Slovenia’s Listing Lake Lurches

Slovenian shares extended a 10 percent loss as banks NLB and NKBM prepared rights issues to meet European regulatory requirements, as government support for recapitalization may be subject to a referendum at labor union insistence amid rumors a larger EU rescue request is imminent. Recession has set in and will continue next year according to official and private projections, and a further sovereign downgrade may come from contingent liabilities from the state bad banks which have pushed debt/GDP over 60 percent. The units have resisted privatization since the breakup of Yugoslavia with a popular mistrust of FDI reflected in politics and the debate over joining the euro. The recent presidential race resulted in a second-round faceoff between the incumbent and a former prime minister who both advocated minimal liberalization. With “A” rating normal annual refinancing needs of 4-5 percent of GDP could be met should the external bond market stay open as during an October $2.25 billion 10-year tap. However the structural reform agenda is stuck with a range of state-owned enterprises and the pension system representing “negative feedback loops” in the words of the IMF. Non-performing loans are at 15 percent and a central resolution agency has been created to tackle the load but is not yet operational. A 2010 minimum wage hike has eroded competitiveness and generous tax incentives may limit revenues.
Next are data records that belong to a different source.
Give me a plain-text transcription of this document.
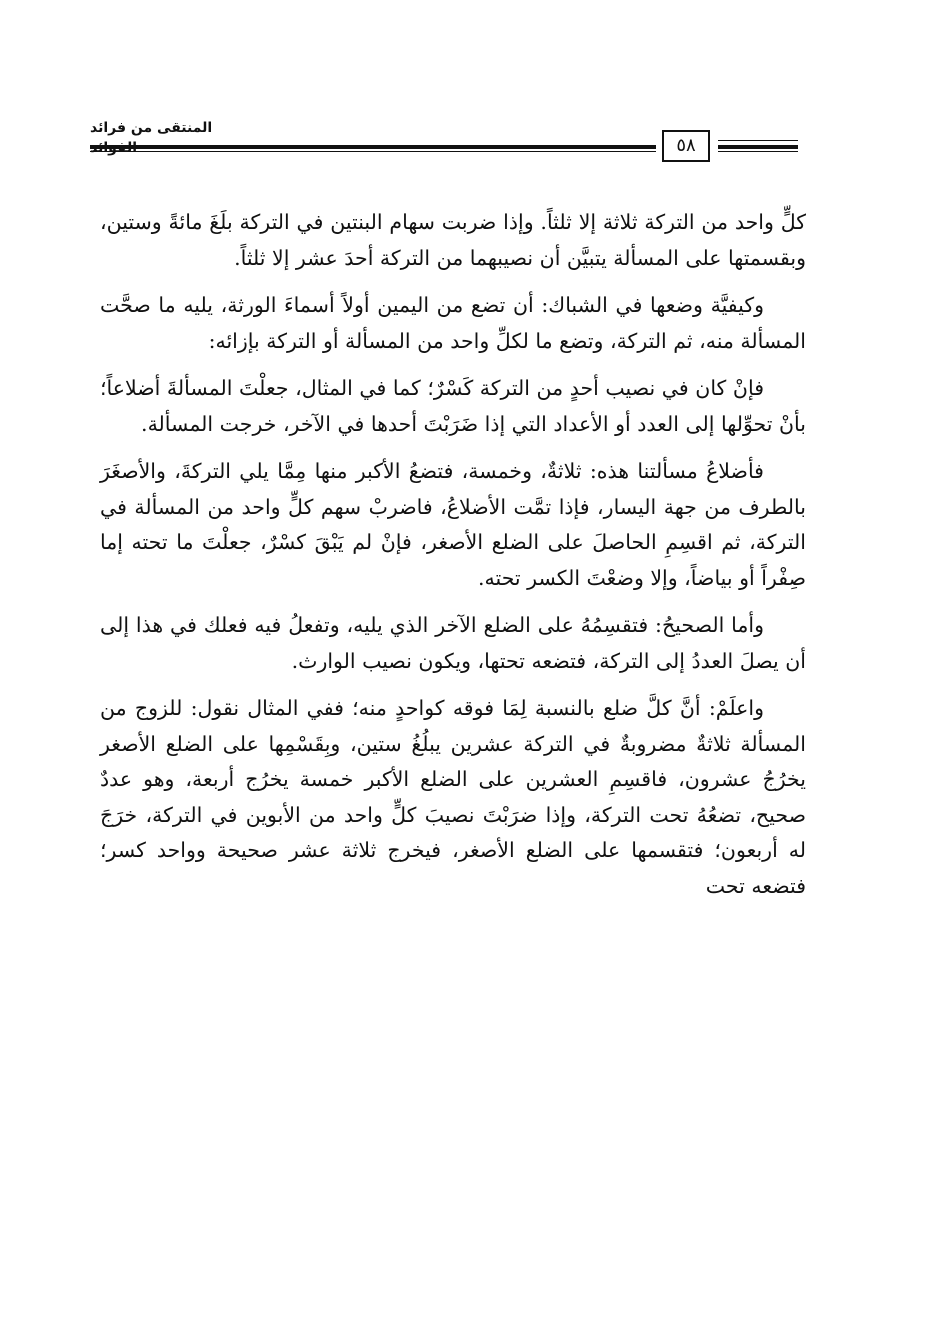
المنتقى من فرائد
٥٨

كلٍّ واحد من التركة ثلاثة إلا ثلثاً. وإذا ضربت سهام البنتين في التركة بلَغَ مائةً وستين، وبقسمتها على المسألة يتبيَّن أن نصيبهما من التركة أحدَ عشر إلا ثلثاً.

وكيفيَّة وضعها في الشباك: أن تضع من اليمين أولاً أسماءَ الورثة، يليه ما صحَّت المسألة منه، ثم التركة، وتضع ما لكلِّ واحد من المسألة أو التركة بإزائه:

فإنْ كان في نصيب أحدٍ من التركة كَسْرٌ؛ كما في المثال، جعلْتَ المسألةَ أضلاعاً؛ بأنْ تحوِّلها إلى العدد أو الأعداد التي إذا ضَرَبْتَ أحدها في الآخر، خرجت المسألة.

فأضلاعُ مسألتنا هذه: ثلاثةٌ، وخمسة، فتضعُ الأكبر منها مِمَّا يلي التركةَ، والأصغَرَ بالطرف من جهة اليسار، فإذا تمَّت الأضلاعُ، فاضربْ سهم كلٍّ واحد من المسألة في التركة، ثم اقسِمِ الحاصلَ على الضلع الأصغر، فإنْ لم يَبْقَ كسْرٌ، جعلْتَ ما تحته إما صِفْراً أو بياضاً، وإلا وضعْتَ الكسر تحته.

وأما الصحيحُ: فتقسِمُهُ على الضلع الآخر الذي يليه، وتفعلُ فيه فعلك في هذا إلى أن يصلَ العددُ إلى التركة، فتضعه تحتها، ويكون نصيب الوارث.

واعلَمْ: أنَّ كلَّ ضلع بالنسبة لِمَا فوقه كواحدٍ منه؛ ففي المثال نقول: للزوج من المسألة ثلاثةٌ مضروبةٌ في التركة عشرين يبلُغُ ستين، وبِقَسْمِها على الضلع الأصغر يخرُجُ عشرون، فاقسِمِ العشرين على الضلع الأكبر خمسة يخرُج أربعة، وهو عددٌ صحيح، تضعُهُ تحت التركة، وإذا ضرَبْتَ نصيبَ كلٍّ واحد من الأبوين في التركة، خرَجَ له أربعون؛ فتقسمها على الضلع الأصغر، فيخرج ثلاثة عشر صحيحة وواحد كسر؛ فتضعه تحت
The Fund’s Article IV report questions rigid worker protection which disadvantage young and female professionals. It recommends that blocking shares and majority control be relinquished to outside investors in the business and financial sectors alongside an effort to improve local prudential supervision and EU coordination.

Serbia’s equity performance has been equally dismal, with a new coalition coming to power headed by a former ally of the Milosevic regime advocating greater economic intervention as he abruptly sacked the previous central bank governor. GDP has fallen 1.5 percent as credit growth finally settles at a single-digit pace with NPLs over one-fifth the total on an industry loan-deposit ratio above 125 percent. Three-quarters of credit is in foreign currency and the timetable for renegotiating a Fund standby arrangement is uncertain. Inflation and the current account deficit are both in double digits as the dinar continues to depreciate against the euro. Sub-regional favorite pupil Former Yugoslav Republic of Macedonia, which qualified for a contingent pre-qualified line for good policy records, has likewise been down 10 percent on its local index. With relative fiscal prudence at a deficit of 3 percent of GDP, officials have managed to borrow externally with a $75 million recent loan from Deutsche Bank, as they plan to extend the domestic yield curve at the same time. It has worked to foster a reputation for sound outward-looking management in contrast with neighbors Greece and Slovenia as their entwined histories fray.